Пианист - Мануэль Монтальбан
Шрифт:
Интервал:
Закладка:
– Приятно было с вами познакомиться, сеньор Росель.
Бакеро, размахивая беретом, обращался главным образом к Роселю, который карабкался по кирпичным уступам на четвереньках.
– Если бы не проклятая слабость, я бы тоже пошел с ними.
Это последнее, что они услышали, затем три фигуры, оставшиеся на крыше, пропали, потому что сами они уже стояли на крыше-террасе соседнего дома. Тут все было другим – и пол, мощенный квадратной плиткой, и решетка перил, остроконечная, наверное, на тот случай, если пожалуют незваные крылатые гости из космоса. А прямо напротив, на другой стороне улицы, открывалась терраса Селии и ее дочерей, уставленная десятками цветочных горшков. Зеленые деревянные жалюзи, маленький кипарис, родившийся в бывшем винном бочонке: сама Селия из лейки поливала тюльпаны и с изумлением глядела на неожиданно возникших перед ней верхолазов.
– Не пугайтесь, сеньора Селия, я – Андрес, сын сеньоры Паки и брат модистки Роситы. Показываю друзьям крыши.

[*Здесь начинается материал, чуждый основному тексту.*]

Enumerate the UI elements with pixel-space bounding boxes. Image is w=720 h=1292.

Женщина кивнула, кто бы они ни были, ее безопасности ничего не угрожало тут, на другой стороне улицы, которая разделяла их, точно прямоугольная пропасть, разверзшаяся у границы рая; внизу – уличный сброд, приземленные существа влачат свои жалкие жизни и понятия не имеют о возвышенных аэронавтах, что обитают наверху. Взору Селии предстали один за другим неотесанный Кинтана в велосипедной форме, две девушки, которые корчились от хохота, мальчуган, развлекавшийся тем, что оттягивал резиновые подтяжки и те щелкали по его худосочному тельцу; Андрес, сын сеньоры Паки, задумчивый молодой человек, с таким носищем и с такими залысинами на волнистой шевелюре; еще какой-то мужчина, по виду иностранец, во всяком случае чужак в их квартале, и, наконец, сеньор Энрике, продавец газет, он-то и успокоил Селию окончательно, когда помахал ей рукой и сказал:
– Я оставил для вас иллюстрированный выпуск «Вангуардии».
– Спасибо, сеньор Энрике.
На всякий случай она перестала поливать цветы и, сделав вид, будто ей что-то понадобилось в комнате, удалилась, чтобы из-за штор потихоньку понаблюдать, как поведут себя люди, которых привел Кинтана.
– На этой крыше – никого. Мы займем ее именем королей Кастилии и Арагона Изабеллы и Фердинанда. Ну, что здесь замечательного, скажи нам, Андрес, великий коннетабль Кастилии?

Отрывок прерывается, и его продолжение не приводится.